The simple answer is that, just as faith was required in the Old Testament for individuals to please God and to be in relationship with him, so in the New Testament, when baptism "took off afresh" for the nation of Israel with John the Baptist's baptisms, and with what Jesus Christ said, then with how all the apostles explained their agreement with faith needed for genuine conversion, water baptism then being a public declaration that such faith had been expressed.
A good list of 12 such N.T. texts has already been provided in another answer, so I will not repeat them here. However, the idea of credo baptism first originating in 1609 with a Baptist denomination is totally wrong, plus misleading. For a start, credo baptism is reported in the N.T! Thereafter, the Christian Church continued to practice it, with Tertullian condemning an instance of infant baptism in 197. Despite that, sprinkling of infants gained ground. Here is what this Catholic authority says on the matter:
"The baptism of adults is presupposed throughout the NT and the early
Christian period... Infant baptism developed naturally out of the
entirely different circumstances in which Christianity found itself
when society had become Christian... But child baptism became the
normal practice from about the 4th or 5th century onwards... even
today, through the intermediary of their godparents infants are
treated at their baptism as if they were adult: they [the godparents]
renounce Satan, confess the faith, and state that they wish to be
baptized." Encyclopedia of Theology, p69, article by Burkhard
Neunheuser, Burns & Oates, 1961 [Emphasis mine]

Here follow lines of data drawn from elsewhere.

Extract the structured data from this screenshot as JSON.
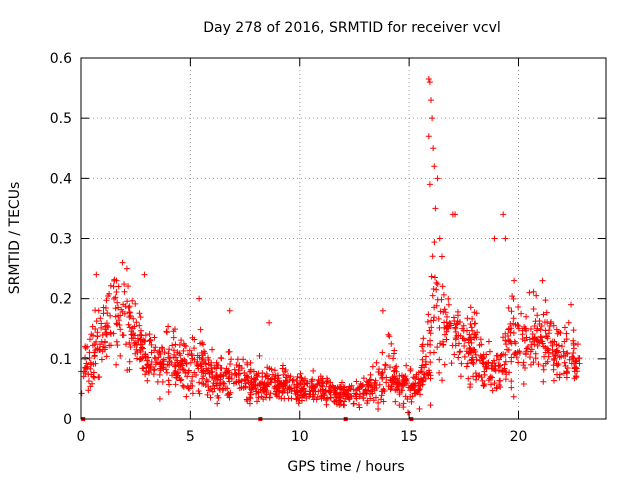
{
  "chart_data": {
    "type": "scatter",
    "title": "Day 278 of 2016, SRMTID for receiver vcvl",
    "xlabel": "GPS time / hours",
    "ylabel": "SRMTID / TECUs",
    "xlim": [
      0,
      24
    ],
    "ylim": [
      0,
      0.6
    ],
    "xticks": [
      0,
      5,
      10,
      15,
      20
    ],
    "xtick_labels": [
      "0",
      "5",
      "10",
      "15",
      "20"
    ],
    "yticks": [
      0,
      0.1,
      0.2,
      0.3,
      0.4,
      0.5,
      0.6
    ],
    "ytick_labels": [
      "0",
      "0.1",
      "0.2",
      "0.3",
      "0.4",
      "0.5",
      "0.6"
    ],
    "grid": true,
    "marker": "+",
    "series_color": "#ff0000",
    "gap_markers_x": [
      0.1,
      8.2,
      12.1,
      15.1
    ],
    "envelope": {
      "x": [
        0,
        0.5,
        1,
        1.5,
        2,
        2.5,
        3,
        3.5,
        4,
        4.5,
        5,
        5.5,
        6,
        6.5,
        7,
        7.5,
        8,
        8.5,
        9,
        9.5,
        10,
        10.5,
        11,
        11.5,
        12,
        12.5,
        13,
        13.5,
        14,
        14.5,
        15,
        15.5,
        15.8,
        16,
        16.3,
        16.6,
        17,
        17.5,
        18,
        18.5,
        19,
        19.5,
        20,
        20.5,
        21,
        21.5,
        22,
        22.5,
        22.8
      ],
      "center": [
        0.08,
        0.1,
        0.15,
        0.17,
        0.17,
        0.13,
        0.1,
        0.1,
        0.1,
        0.09,
        0.09,
        0.09,
        0.07,
        0.07,
        0.07,
        0.06,
        0.06,
        0.06,
        0.06,
        0.06,
        0.05,
        0.05,
        0.05,
        0.045,
        0.04,
        0.04,
        0.05,
        0.06,
        0.08,
        0.06,
        0.05,
        0.06,
        0.1,
        0.17,
        0.18,
        0.16,
        0.14,
        0.13,
        0.12,
        0.08,
        0.08,
        0.12,
        0.14,
        0.13,
        0.13,
        0.12,
        0.11,
        0.1,
        0.1
      ],
      "spread": [
        0.03,
        0.05,
        0.06,
        0.06,
        0.06,
        0.05,
        0.04,
        0.04,
        0.04,
        0.035,
        0.04,
        0.04,
        0.03,
        0.03,
        0.035,
        0.025,
        0.025,
        0.025,
        0.02,
        0.02,
        0.02,
        0.02,
        0.02,
        0.018,
        0.015,
        0.015,
        0.02,
        0.025,
        0.05,
        0.03,
        0.025,
        0.03,
        0.06,
        0.12,
        0.1,
        0.07,
        0.05,
        0.05,
        0.05,
        0.03,
        0.03,
        0.05,
        0.06,
        0.05,
        0.05,
        0.05,
        0.04,
        0.035,
        0.035
      ]
    },
    "highlights": [
      {
        "x": 0.7,
        "y": 0.24
      },
      {
        "x": 1.9,
        "y": 0.26
      },
      {
        "x": 2.1,
        "y": 0.25
      },
      {
        "x": 2.9,
        "y": 0.24
      },
      {
        "x": 5.4,
        "y": 0.2
      },
      {
        "x": 6.8,
        "y": 0.18
      },
      {
        "x": 8.6,
        "y": 0.16
      },
      {
        "x": 13.8,
        "y": 0.18
      },
      {
        "x": 15.9,
        "y": 0.565
      },
      {
        "x": 15.95,
        "y": 0.56
      },
      {
        "x": 16.0,
        "y": 0.53
      },
      {
        "x": 16.05,
        "y": 0.5
      },
      {
        "x": 15.9,
        "y": 0.47
      },
      {
        "x": 16.1,
        "y": 0.45
      },
      {
        "x": 16.15,
        "y": 0.42
      },
      {
        "x": 15.95,
        "y": 0.39
      },
      {
        "x": 16.3,
        "y": 0.4
      },
      {
        "x": 16.2,
        "y": 0.35
      },
      {
        "x": 16.4,
        "y": 0.3
      },
      {
        "x": 16.5,
        "y": 0.27
      },
      {
        "x": 17.0,
        "y": 0.34
      },
      {
        "x": 17.1,
        "y": 0.34
      },
      {
        "x": 18.9,
        "y": 0.3
      },
      {
        "x": 19.3,
        "y": 0.34
      },
      {
        "x": 19.4,
        "y": 0.3
      },
      {
        "x": 19.8,
        "y": 0.23
      },
      {
        "x": 20.5,
        "y": 0.21
      },
      {
        "x": 21.1,
        "y": 0.23
      },
      {
        "x": 22.4,
        "y": 0.19
      },
      {
        "x": 22.3,
        "y": 0.16
      }
    ],
    "point_count": 1500
  }
}
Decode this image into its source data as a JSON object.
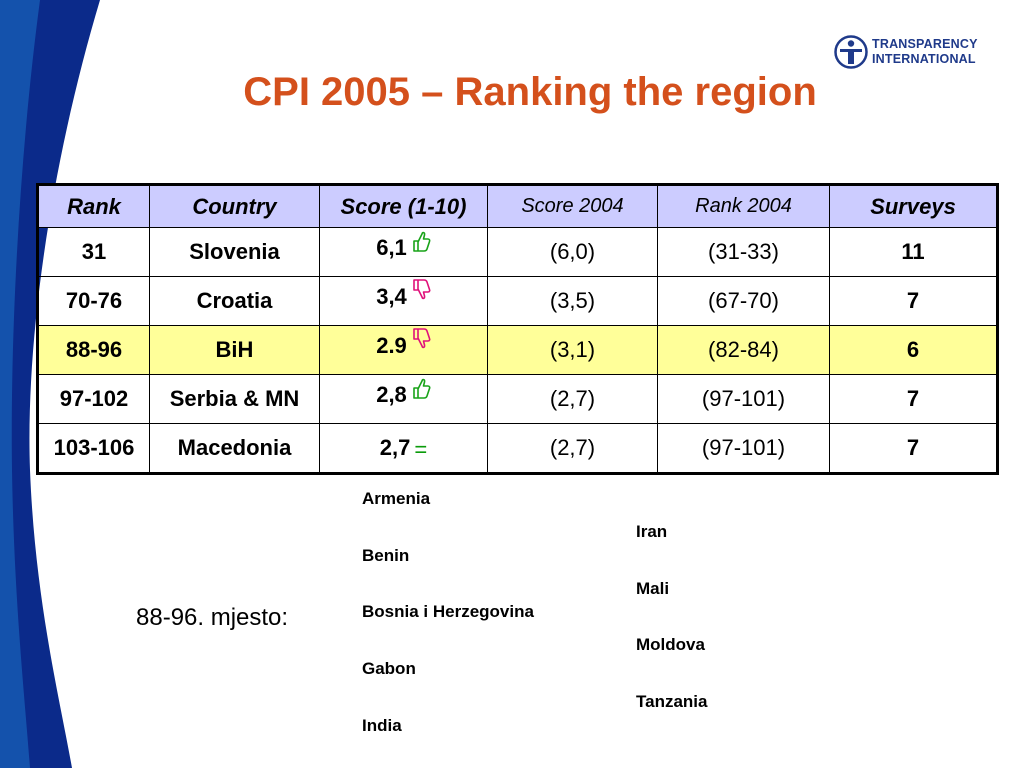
{
  "slide": {
    "title": "CPI 2005 – Ranking the region",
    "logo": {
      "line1": "TRANSPARENCY",
      "line2": "INTERNATIONAL"
    },
    "colors": {
      "title": "#d4501c",
      "header_bg": "#ccccff",
      "highlight_bg": "#ffff99",
      "band_dark": "#0b2a8a",
      "band_light": "#1e73c8"
    }
  },
  "table": {
    "headers": [
      "Rank",
      "Country",
      "Score (1-10)",
      "Score 2004",
      "Rank 2004",
      "Surveys"
    ],
    "rows": [
      {
        "rank": "31",
        "country": "Slovenia",
        "score": "6,1",
        "trend": "up",
        "score2004": "(6,0)",
        "rank2004": "(31-33)",
        "surveys": "11"
      },
      {
        "rank": "70-76",
        "country": "Croatia",
        "score": "3,4",
        "trend": "down",
        "score2004": "(3,5)",
        "rank2004": "(67-70)",
        "surveys": "7"
      },
      {
        "rank": "88-96",
        "country": "BiH",
        "score": "2.9",
        "trend": "down",
        "score2004": "(3,1)",
        "rank2004": "(82-84)",
        "surveys": "6",
        "highlight": true
      },
      {
        "rank": "97-102",
        "country": "Serbia & MN",
        "score": "2,8",
        "trend": "up",
        "score2004": "(2,7)",
        "rank2004": "(97-101)",
        "surveys": "7"
      },
      {
        "rank": "103-106",
        "country": "Macedonia",
        "score": "2,7",
        "trend": "equal",
        "trend_symbol": "=",
        "score2004": "(2,7)",
        "rank2004": "(97-101)",
        "surveys": "7"
      }
    ]
  },
  "placement": {
    "label": "88-96. mjesto:",
    "col1": [
      "Armenia",
      "Benin",
      "Bosnia i Herzegovina",
      "Gabon",
      "India"
    ],
    "col2": [
      "Iran",
      "Mali",
      "Moldova",
      "Tanzania"
    ]
  }
}
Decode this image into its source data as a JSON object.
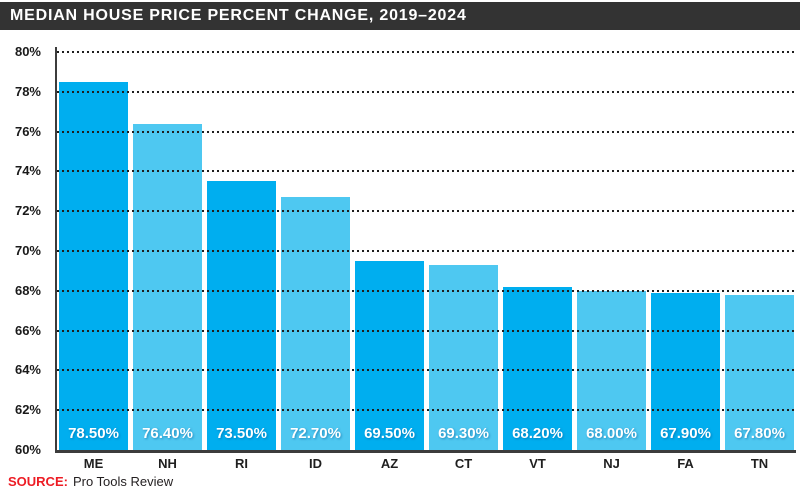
{
  "title": "MEDIAN HOUSE PRICE PERCENT CHANGE, 2019–2024",
  "source": {
    "label": "SOURCE:",
    "text": "Pro Tools Review"
  },
  "colors": {
    "title_bar": "#333333",
    "bar_dark": "#00AEEF",
    "bar_light": "#4EC8F1",
    "axis": "#3c3c3c",
    "gridline": "#1d1d1d",
    "source_label": "#ED1C24",
    "text": "#231F20"
  },
  "chart_data": {
    "type": "bar",
    "title": "MEDIAN HOUSE PRICE PERCENT CHANGE, 2019–2024",
    "categories": [
      "ME",
      "NH",
      "RI",
      "ID",
      "AZ",
      "CT",
      "VT",
      "NJ",
      "FA",
      "TN"
    ],
    "values": [
      78.5,
      76.4,
      73.5,
      72.7,
      69.5,
      69.3,
      68.2,
      68.0,
      67.9,
      67.8
    ],
    "bar_labels": [
      "78.50%",
      "76.40%",
      "73.50%",
      "72.70%",
      "69.50%",
      "69.30%",
      "68.20%",
      "68.00%",
      "67.90%",
      "67.80%"
    ],
    "xlabel": "",
    "ylabel": "",
    "ylim": [
      60,
      80
    ],
    "ytick_step": 2,
    "ytick_labels": [
      "60%",
      "62%",
      "64%",
      "66%",
      "68%",
      "70%",
      "72%",
      "74%",
      "76%",
      "78%",
      "80%"
    ],
    "grid": "horizontal-dotted",
    "legend": "none",
    "bar_color_pattern": "alternating dark/light cyan"
  }
}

This means that credo baptism was the single form of baptism until Catholicism approved this new practice later. It was based on the teaching that salvation was dependent on baptism, i.e. baptismal regeneration, (Sess. 7, Canons on the Sacrament of Baptism, 1-14, D 857-70) and that baptism could not be repeated. Groups that disagreed with this, saying salvation came first at the point of putting faith in Christ, were later declared to be heretics, and so the uprising of infant baptism caused them to be ousted from the Church.
There is written confirmation of this after 1348, but the fact that Catholicism declared credo baptism to be a heresy long before then shows that it was practiced by others. This means that trying to attribute credo baptism to either Anabaptists (twice-baptised) or to Baptists circa. 1609 is nonsense.
The new emperor, Charles IV, vigorously pursued (persecuted) all Christians who objected to such things as infant baptism. At that time, many people who had been baptised as babies or toddlers, later came to hear the gospel as proclaimed by Christian preachers outside of Catholicism, confessed Christ personally and were fully immersed in water. They were, effectively, the first Anabaptists, long before a particular group in Munster was named such, circa 1524. The Anabatist non-Christian excesses near the end of that century gave them a bad reputation, but their predecessors were virtuous Christians who would not accept Catholic dogma on such matters as infant baptism (and other issues.) They were all tarred with the same, one brush of 'Heretics'. All of them, from the 2nd century on, maintained that faith must be a condition of baptism. In this, they were simply sticking to the New Testament teaching, even though it cost many of them severe persecution, if not their lives. It predates Lutherism and Calvinism by centuries!